Monday, Jan. 10, 1938
Last Word
For the U. S. Government, the sinking of the U. S. gunboat Panay by Japanese bombers on December 12 is officially a closed incident. But to the U. S. public, which knew that two newsreel cameramen were among the Panay survivors, all the evidence was not officially in until the newsreels arrived. Last week, after a record ten-day rush from Shanghai via U. S. destroyer, China Clipper and cross-country plane. Movietone and Universal reels gave the last word on what happened to the Panay,
First audience sat mute, wide-eyed. Most of them were seeing for the first time U. S. sailors wounded in deadly earnest, U. S. gunners firing at something besides war game targets, alien waters closing over the U. S. colors as a U. S. manofwar, however unseagoing, sank to the 180-ft. bottom of the broad Yangtze.
As confirmation of newspaper reports the films provided a double check in almost every detail. They show the Panay, loaded with news correspondents, cameramen, embassy attaches evacuated from burning Nanking, being visited, identified by a Japanese patrol launch before the bombing. They enumerate the Panay's many flags--two flying from masts, two stretched horizontally over deck superstructures for identification from the air.

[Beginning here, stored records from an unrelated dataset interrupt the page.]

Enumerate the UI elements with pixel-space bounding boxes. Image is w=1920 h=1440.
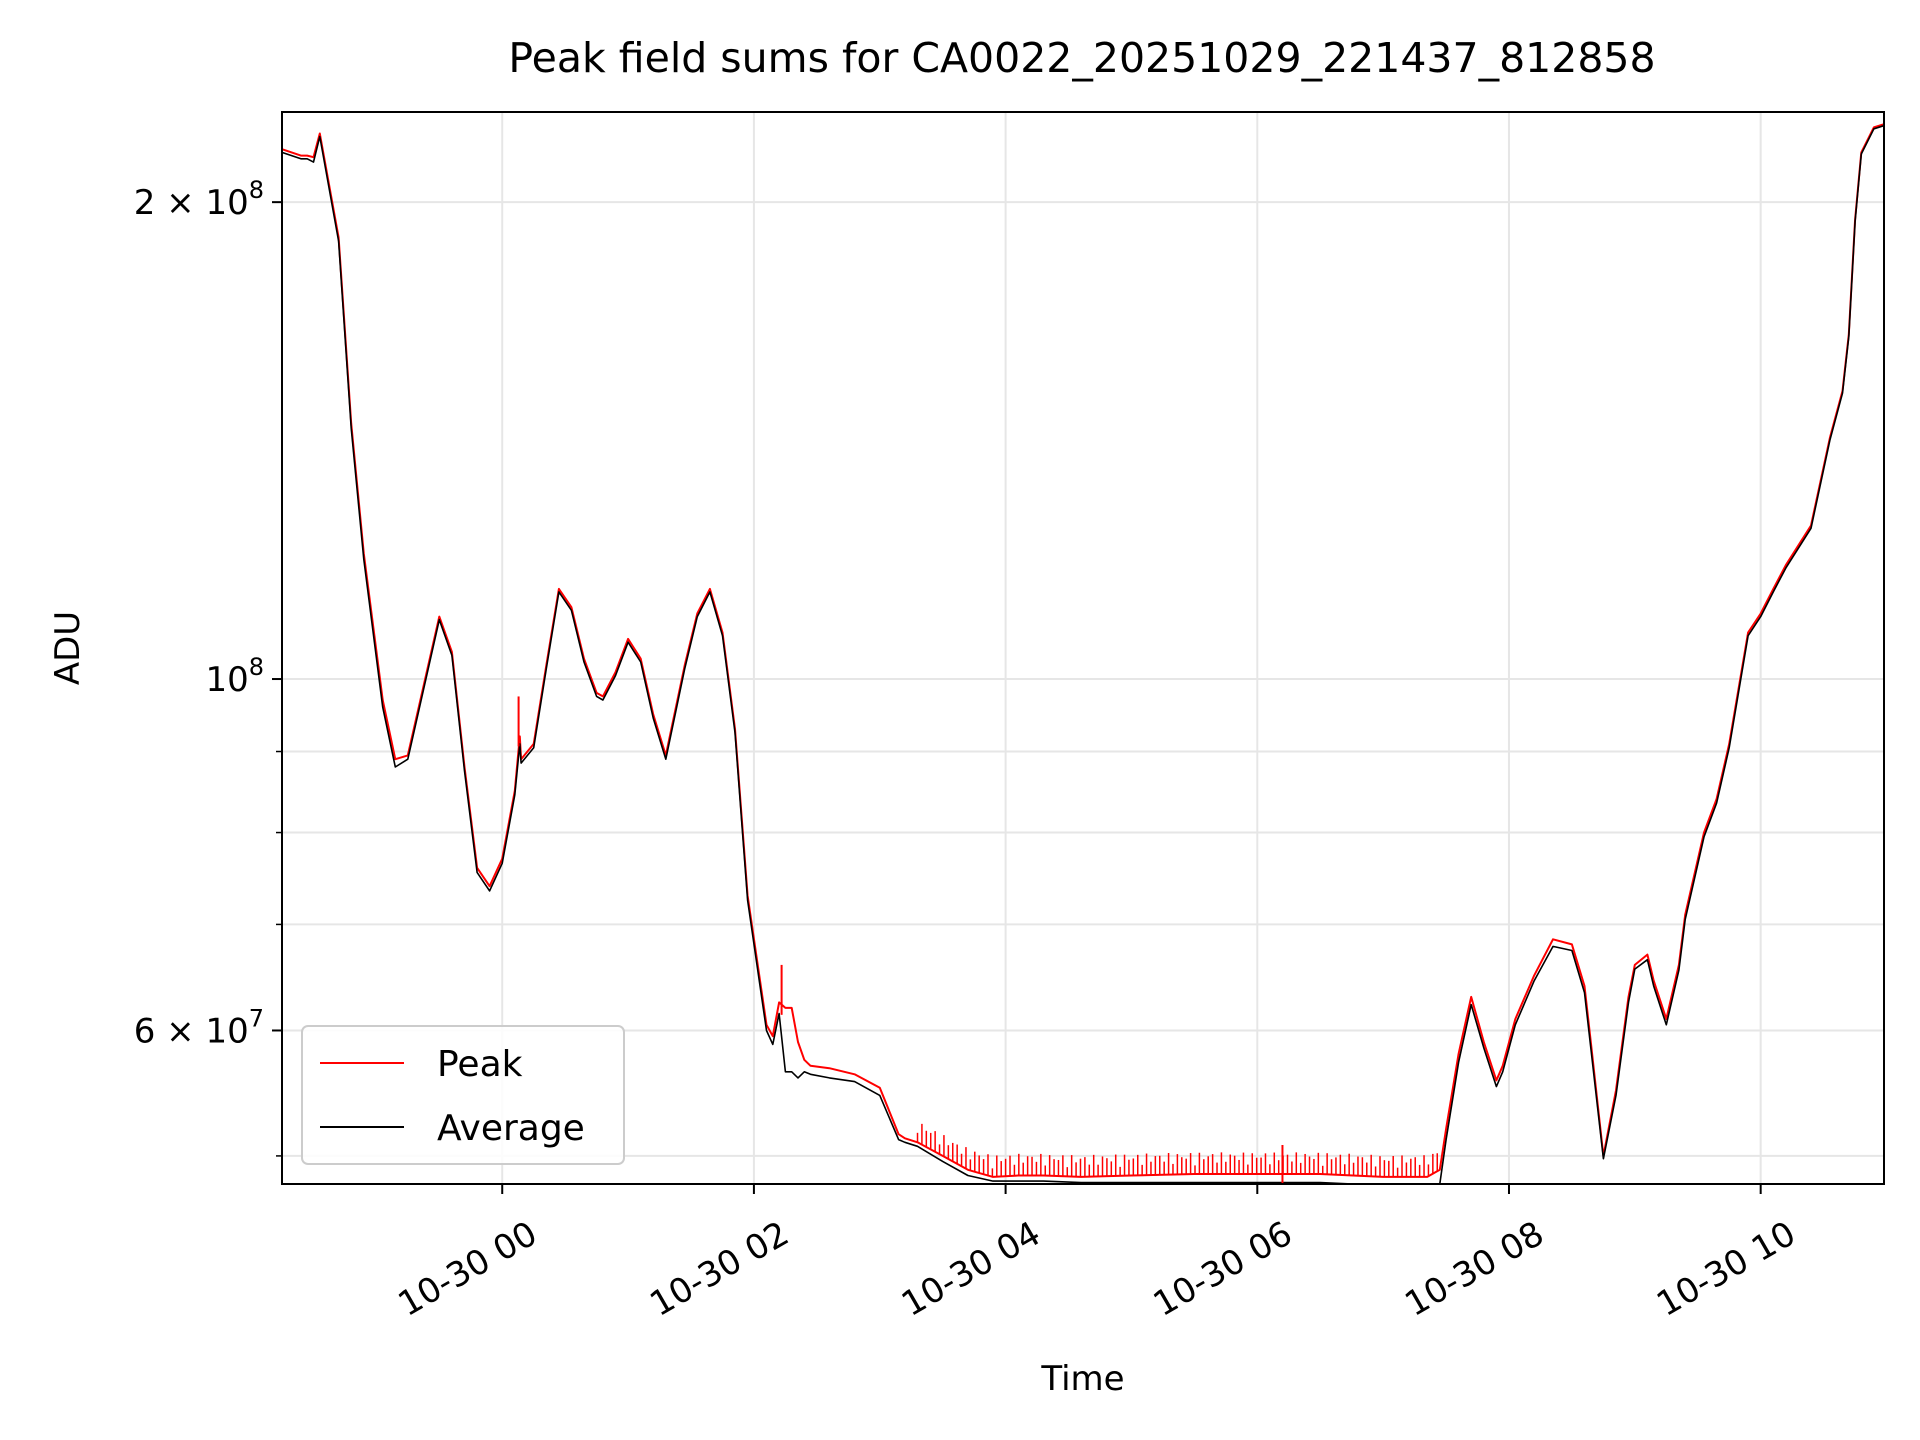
y-tick-label: 2 × 108 bbox=[134, 176, 264, 223]
grid bbox=[282, 112, 1884, 1184]
y-tick-exponent: 8 bbox=[249, 653, 264, 681]
legend: Peak Average bbox=[301, 1025, 625, 1165]
chart-title: Peak field sums for CA0022_20251029_2214… bbox=[508, 34, 1655, 82]
y-tick-prefix: 6 × 10 bbox=[134, 1011, 249, 1051]
x-axis-label: Time bbox=[1040, 1359, 1124, 1399]
y-tick-label: 6 × 107 bbox=[134, 1004, 264, 1051]
y-tick-label: 108 bbox=[205, 653, 264, 700]
y-tick-prefix: 10 bbox=[205, 660, 248, 700]
legend-box bbox=[301, 1025, 625, 1165]
plot-frame bbox=[281, 111, 1885, 1185]
y-tick-exponent: 8 bbox=[249, 176, 264, 204]
series-line-average bbox=[282, 124, 1884, 1184]
y-tick-prefix: 2 × 10 bbox=[134, 183, 249, 223]
legend-label-peak: Peak bbox=[437, 1044, 523, 1085]
y-axis-label: ADU bbox=[48, 611, 88, 685]
series-line-peak bbox=[282, 123, 1884, 1178]
peak-noise-spikes bbox=[517, 696, 1439, 1184]
plot-area bbox=[282, 123, 1884, 1184]
y-tick-exponent: 7 bbox=[249, 1004, 264, 1032]
legend-label-average: Average bbox=[437, 1108, 585, 1149]
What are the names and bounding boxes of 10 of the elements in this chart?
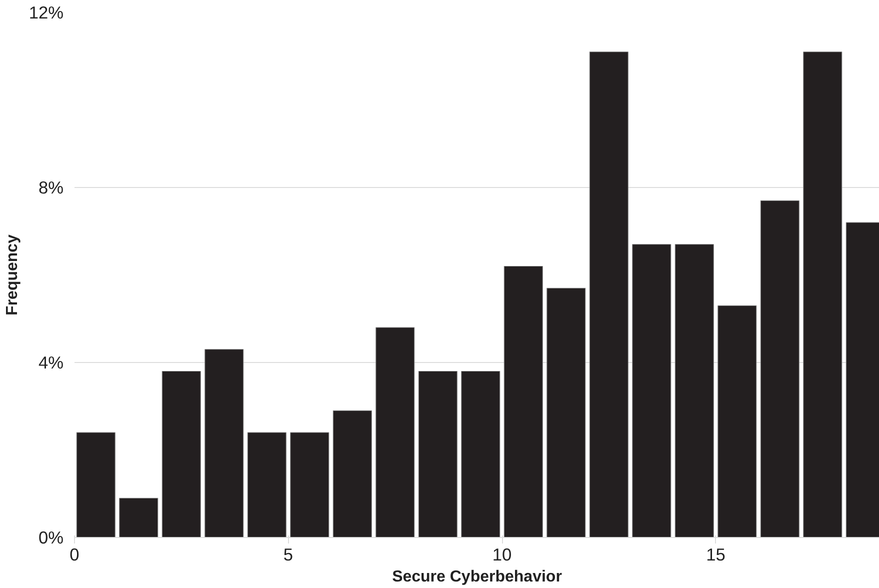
y-tick-label: 0% — [38, 528, 64, 548]
y-tick-label: 12% — [28, 2, 64, 22]
y-axis-title: Frequency — [4, 234, 21, 316]
x-tick-label: 15 — [706, 544, 726, 564]
x-tick-label: 0 — [70, 544, 80, 564]
y-tick-label: 4% — [38, 352, 64, 372]
y-tick-label: 8% — [38, 178, 64, 198]
x-tick-label: 5 — [283, 544, 294, 564]
x-axis-title: Secure Cyberbehavior — [392, 568, 562, 586]
x-tick-label: 10 — [492, 544, 512, 564]
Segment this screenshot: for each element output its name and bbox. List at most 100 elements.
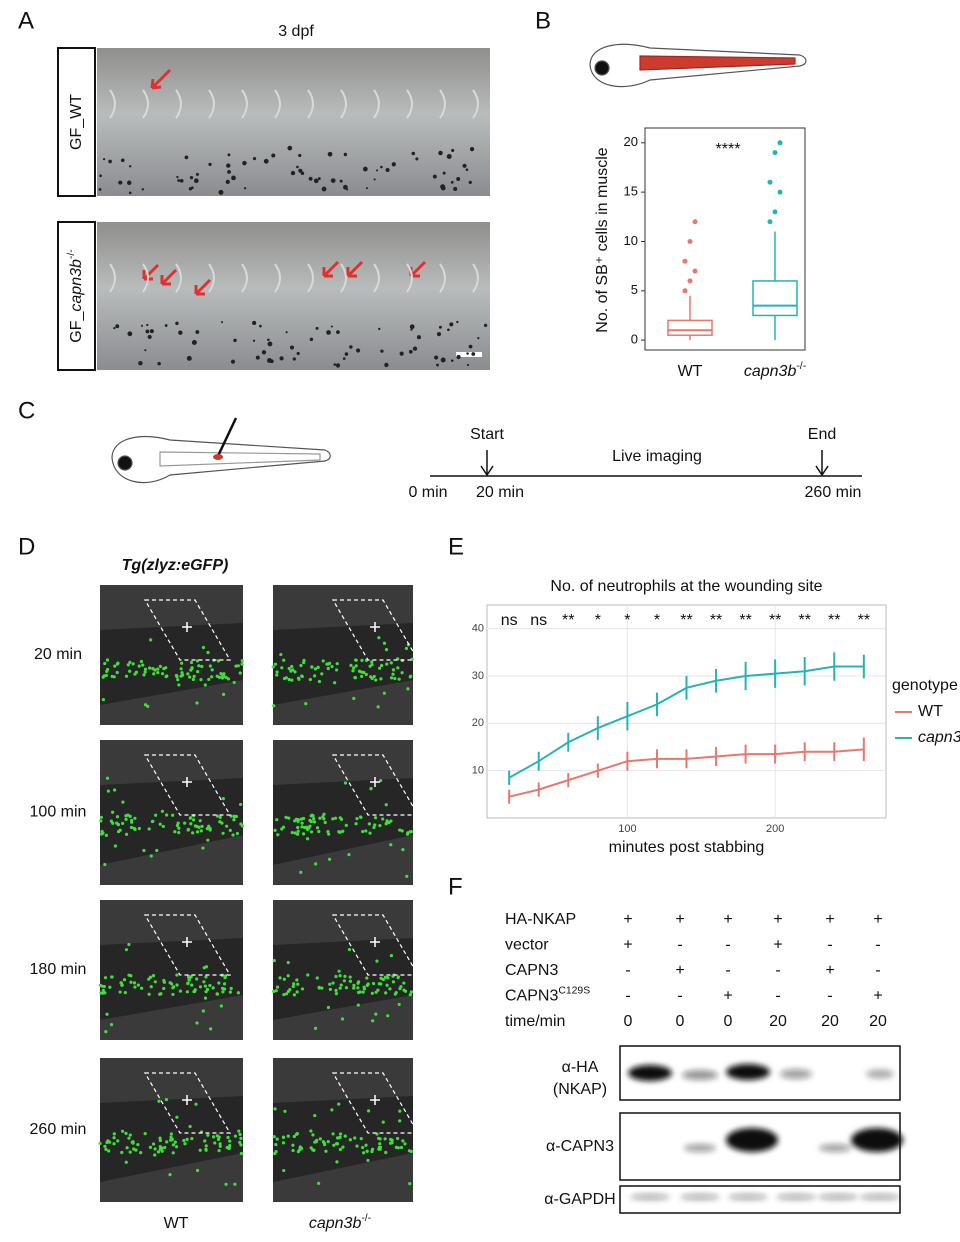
cell: -	[625, 962, 630, 979]
cell	[282, 977, 286, 981]
cell	[283, 1109, 287, 1113]
pigment	[225, 179, 230, 184]
cell: +	[825, 962, 834, 979]
cell	[355, 816, 359, 821]
cell	[373, 823, 377, 827]
cell	[281, 1141, 286, 1145]
cell	[134, 670, 139, 674]
pigment	[450, 180, 454, 184]
cell	[360, 658, 364, 662]
cell	[128, 1133, 132, 1137]
cell	[190, 983, 194, 987]
cell	[296, 982, 300, 986]
cell	[278, 976, 282, 980]
cell	[238, 1140, 242, 1145]
cell	[151, 667, 155, 671]
cell	[373, 816, 378, 820]
cell	[391, 980, 396, 984]
cell	[175, 973, 179, 977]
cell: +	[723, 988, 732, 1005]
pigment	[342, 184, 348, 190]
cell	[179, 674, 183, 678]
pigment	[189, 176, 194, 180]
pigment	[380, 165, 383, 169]
cell	[222, 987, 227, 991]
cell	[384, 991, 388, 995]
cell	[272, 704, 276, 708]
somite	[406, 89, 413, 119]
cell	[212, 1135, 216, 1139]
micrograph	[97, 222, 490, 370]
cell	[390, 1138, 394, 1142]
cell	[290, 664, 294, 669]
cell	[309, 1146, 313, 1150]
legend-title: genotype	[892, 677, 958, 694]
cell	[299, 870, 303, 874]
cell	[190, 1137, 194, 1141]
cell	[272, 1135, 276, 1139]
cell	[405, 874, 409, 878]
cell	[129, 974, 133, 978]
cell	[359, 1137, 363, 1141]
cell	[282, 676, 287, 681]
cell	[173, 830, 177, 834]
cell: 0	[676, 1013, 685, 1030]
wound-site	[182, 1095, 192, 1105]
cell	[367, 822, 372, 826]
timeline-label: Live imaging	[612, 448, 702, 465]
pigment	[195, 330, 200, 334]
cell	[408, 993, 412, 997]
pigment	[436, 363, 439, 367]
cell	[174, 1145, 179, 1149]
cell	[239, 1143, 243, 1147]
cell	[361, 1145, 365, 1150]
cell: 0	[624, 1013, 633, 1030]
cell	[175, 983, 179, 987]
pigment	[440, 357, 446, 363]
pigment	[191, 186, 194, 190]
cell: 0	[724, 1013, 733, 1030]
pigment	[252, 156, 257, 161]
cell	[352, 696, 356, 701]
cell	[110, 674, 114, 679]
cell	[235, 831, 239, 836]
cell	[161, 824, 165, 829]
cell	[275, 670, 279, 674]
column-label-part: -/-	[361, 1213, 371, 1224]
cell	[379, 663, 384, 668]
cell	[183, 1142, 187, 1146]
timeline	[430, 450, 862, 477]
pigment	[263, 158, 269, 164]
label-box	[57, 47, 96, 197]
cell	[105, 658, 110, 662]
cell	[398, 1119, 402, 1123]
cell	[106, 789, 110, 793]
cell	[331, 1132, 335, 1136]
row-label: CAPN3	[505, 962, 558, 979]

They attest to a brilliant sun that glinted off the dazzling white of the Panay's squat hull. They show that the attack was methodical, crafty, well-aimed. Because the cameramen (Universal's Norman Alley, Movietone's Eric Mayell) stayed on the Panay to take shots of the wreckage, they missed the machine-gunning from the air of the first boatload of survivors to head for shore, an attack that killed two already wounded seamen. The boat, holes torn in its planking by bullets, was filmed later. Because the cameramen buried their equipment in the mud when a Japanese launch headed out from the opposite shore, they missed the final Japanese machine-gunning of the abandoned hull, the reported boarding of the Panay by a Japanese search party.
The brief shots of the actual engagement are undramatic by Hollywood and headline standards, important by history's. Limited by the necessity of keeping under cover, Mayell's camera watches bombs landing around the nearby Standard Oil boats, sees a fallen Panay seaman being hauled to a hatchway. Alley's lens catches a Japanese plane diving to attack, while squinting gunners, one trouserless (see cut), try to stem the attack with antiquated 1917 Lewis machine guns. Both cameras show the crew running to emergency posts at the start of the raid, both film the tattered, bloody sailors leaving the ship, peer into the gaping holes in the Panay's armor, sweep over decks strewn with wreckage. Movietone's nine-minute release concentrates on the hardship of the survivors' overland escape to safety. Universal's 23-minute three-reeler also gives shots of sacked and burning Nanking.
Most memorable shot in either reel is one taken in burning Nanking before the cameramen boarded the Panay. It shows a Chinese woman, one child in her arms, another tugging at her from behind, squatting beside a corpse, her crinkle-faced, open-mouthed misery oblivious of the camera as again & again she picks up and drops the dead hand of her husband.